Het Kabinet sluit convenanten voor internationaal maatschappelijk verantwoord ondernemen («IMVO-convenanten»), om ervoor te zorgen dat mensenrechten in productieketens worden gewaarborgd. De afspraken zijn gebaseerd op de OESO-richtlijnen en de UNGP’s. Het proces om te komen tot een IMVO-convenant voor windenergie is in voorbereiding. Het Kabinet moedigt de windenergiesector aan om een IMVO-convenant te sluiten, de overheid wil ook zelf deelnemen aan dat convenant. Een mogelijke uitkomst van het overleg met sectorpartijen is dat ook de regelgeving voor windparken op zee wordt aangepast om zo zorgvuldigheid in toeleveringsketens te waarborgen.
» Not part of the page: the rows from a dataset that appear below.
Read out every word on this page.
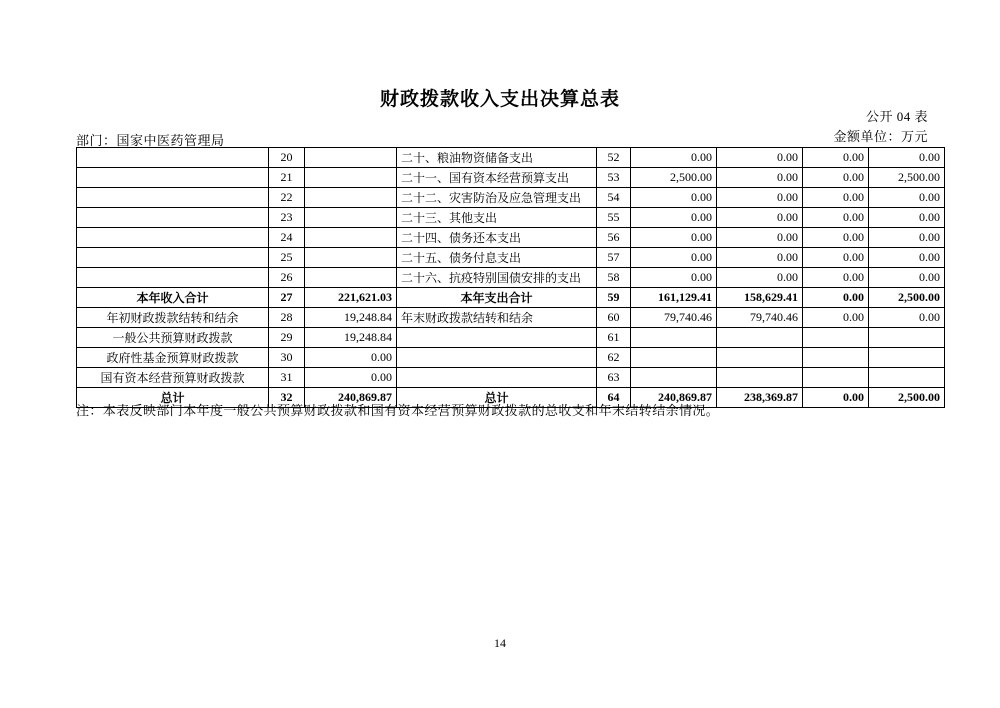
财政拨款收入支出决算总表
公开 04 表
金额单位：万元
部门：国家中医药管理局
	20		二十、粮油物资储备支出	52	0.00	0.00	0.00	0.00
	21		二十一、国有资本经营预算支出	53	2,500.00	0.00	0.00	2,500.00
	22		二十二、灾害防治及应急管理支出	54	0.00	0.00	0.00	0.00
	23		二十三、其他支出	55	0.00	0.00	0.00	0.00
	24		二十四、债务还本支出	56	0.00	0.00	0.00	0.00
	25		二十五、债务付息支出	57	0.00	0.00	0.00	0.00
	26		二十六、抗疫特别国债安排的支出	58	0.00	0.00	0.00	0.00
本年收入合计	27	221,621.03	本年支出合计	59	161,129.41	158,629.41	0.00	2,500.00
年初财政拨款结转和结余	28	19,248.84	年末财政拨款结转和结余	60	79,740.46	79,740.46	0.00	0.00
一般公共预算财政拨款	29	19,248.84		61				
政府性基金预算财政拨款	30	0.00		62				
国有资本经营预算财政拨款	31	0.00		63				
总计	32	240,869.87	总计	64	240,869.87	238,369.87	0.00	2,500.00
注：本表反映部门本年度一般公共预算财政拨款和国有资本经营预算财政拨款的总收支和年末结转结余情况。
14
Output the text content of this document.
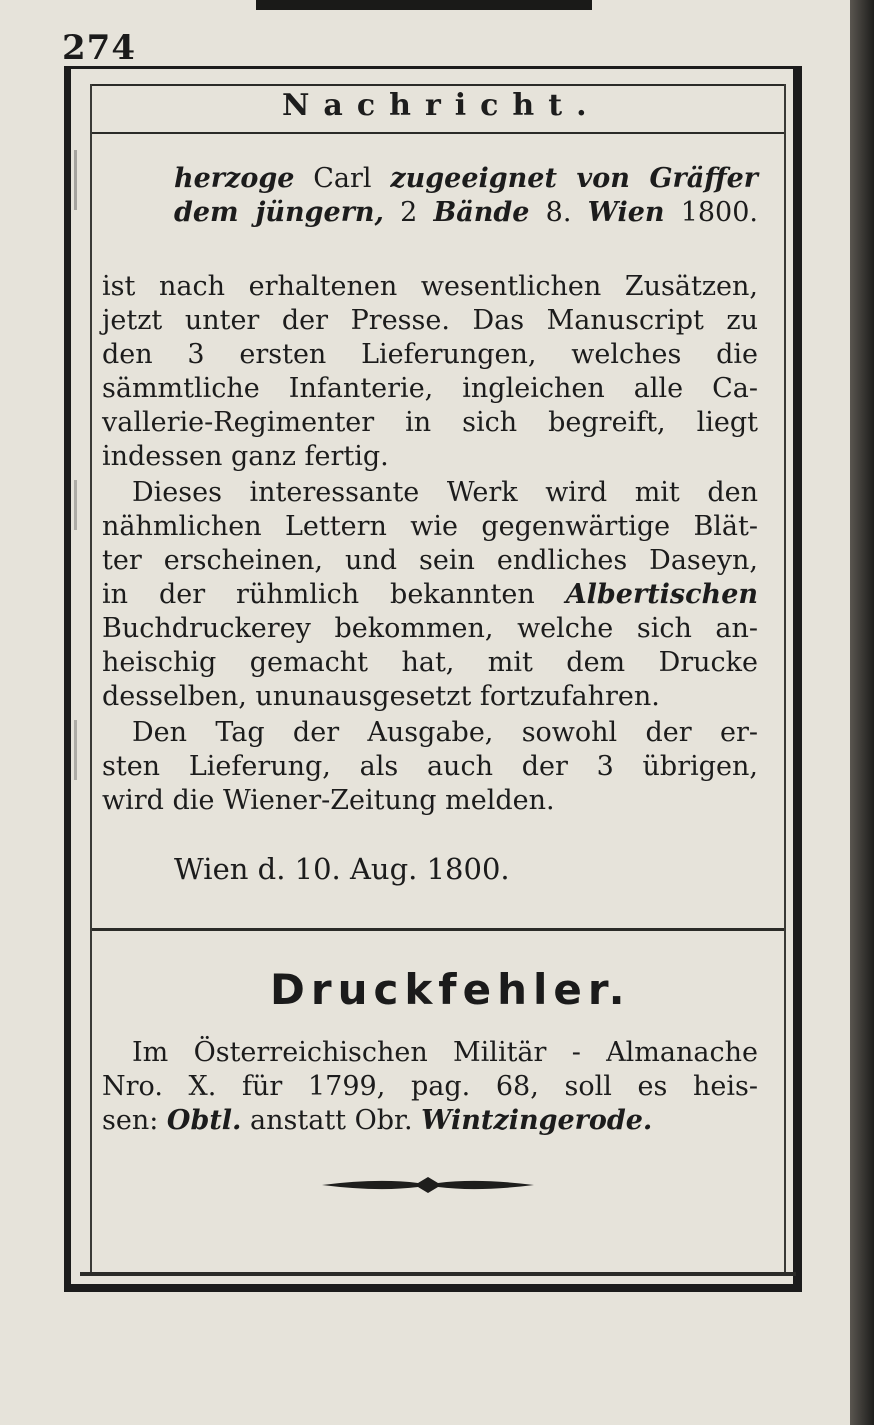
274
Nachricht.
herzoge Carl zugeeignet von Gräffer
dem jüngern, 2 Bände 8. Wien 1800.
ist nach erhaltenen wesentlichen Zusätzen,
jetzt unter der Presse. Das Manuscript zu
den 3 ersten Lieferungen, welches die
sämmtliche Infanterie, ingleichen alle Ca-
vallerie-Regimenter in sich begreift, liegt
indessen ganz fertig.
Dieses interessante Werk wird mit den
nähmlichen Lettern wie gegenwärtige Blät-
ter erscheinen, und sein endliches Daseyn,
in der rühmlich bekannten Albertischen
Buchdruckerey bekommen, welche sich an-
heischig gemacht hat, mit dem Drucke
desselben, ununausgesetzt fortzufahren.
Den Tag der Ausgabe, sowohl der er-
sten Lieferung, als auch der 3 übrigen,
wird die Wiener-Zeitung melden.
Wien d. 10. Aug. 1800.
Druckfehler.
Im Österreichischen Militär - Almanache
Nro. X. für 1799, pag. 68, soll es heis-
sen: Obtl. anstatt Obr. Wintzingerode.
Via de reguliere Kamerbrieven over IMVO-convenanten en het IMVO-beleid wordt de Kamer geïnformeerd over de voortgang.
5
Kan worden toegelicht waarom projectvoorstellen voor de TSE en DEI moesten voldoen aan een 1-jarige bestedingseis, met het oog op het Klimaatakkoord? Waarom wordt niet gedaan wat gedaan kan worden om te verduurzamen totdat de uitwerking van het akkoord ook daadwerkelijk loopt?
Antwoord
De middelen uit de klimaatenveloppe zijn bestemd voor de klimaat- en energietransitie en maken onderdeel uit van het Klimaatakkoord. Omdat het Klimaatakkoord medio 2019 is gepresenteerd maken de middelen voor de klimaatenveloppe voor 2018 en 2019 geen onderdeel uit van het Klimaatakkoord. Deze middelen zijn daarom incidenteel in 2018 en 2019 overgeboekt naar de begrotingen van de betreffende departementen. Omdat deze middelen geen meerjarige reeksen betroffen en dus in hetzelfde jaar tot besteding dienden te komen, is aan de projectvoorstellen voor deze middelen een 1-jarige bestedingseis gesteld.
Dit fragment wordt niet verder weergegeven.